Editors Note:


EDITOR'S NOTE: Fresh off a three year managerial stint, your friendly neighborhood lenslinger is back on the street and under heavy deadline. As the numbing effects of his self-imposed containment wear off, vexing reflections and pithy epistles are sure to follow...

Sunday, December 30, 2007

In Awe of Chic Poppe

Lug a news camera around Cincinnati and you'll quickly get used to seeing this: Chic Poppe, kickin' yer ass. It's been that way for a staggering 45 years. That's right, it was way back in 1962 when the Ohio native failed to meet the weight requirement for the police force. So he strapped on a vintage heavycam, hit the mean streets of Cincy and wrote the book on cop-shop reporting. Monday, the legendary lenslinger officially retires, sidelined by prostate cancer. Before he does however, he'll have to endure the praise of reporters, station suits and even street cops, for the accolades are already pouring in. Seems the only ones not bummed to see Chic hang up the viewfinder are his direct competitors, a gruff enough group that long ago grew weary of eating his dust. I don't know Mr. Poppe myself, but I recognize his breed: the towering pioneer type who's forgotten more about the local news game than most of us poseurs even pretend to know yet.
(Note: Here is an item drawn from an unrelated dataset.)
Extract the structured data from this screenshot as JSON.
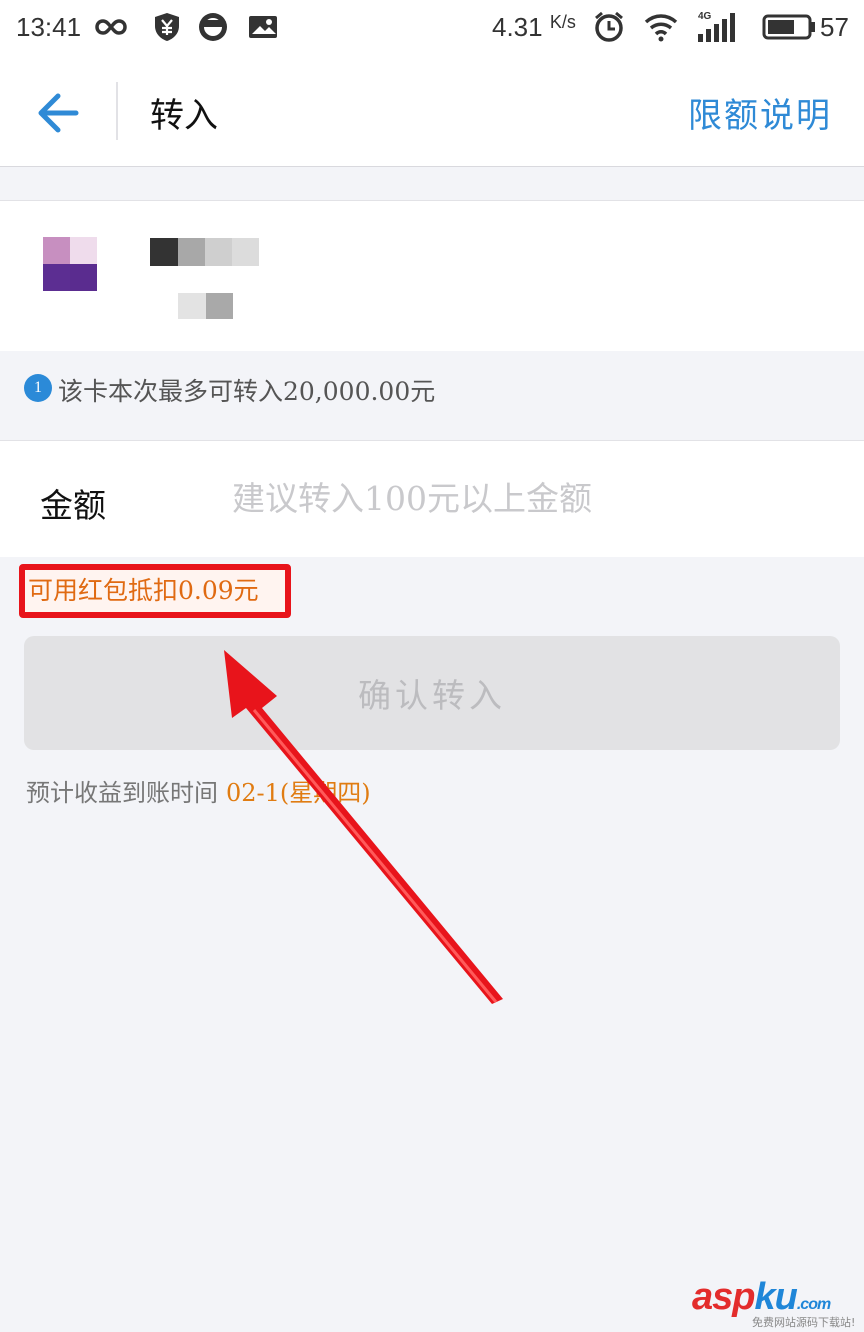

Not only does he possess a mental map of every city street, he's got half the flatfoots and a quarter of the criminals on speed dial. Rumor has it he even sleeps in his car! I don't have to tell you what a formidable opponent a man like Poppe can be. It's enough to make this mouthy rookie glad he only has to pay tribute from afar, instead of going up against this Goliath in some unfriendly scrum. Simply put, I ain't worthy...

(Photo by Glenn Hartong of The Enquirer)

2 comments:

turdpolisher said...

When you break a self-imposed silence, you break it with style. . .and quantity.

Glad you're back!

Murman said...

Good to have you back Stu! To you and your's the very best of the New Year.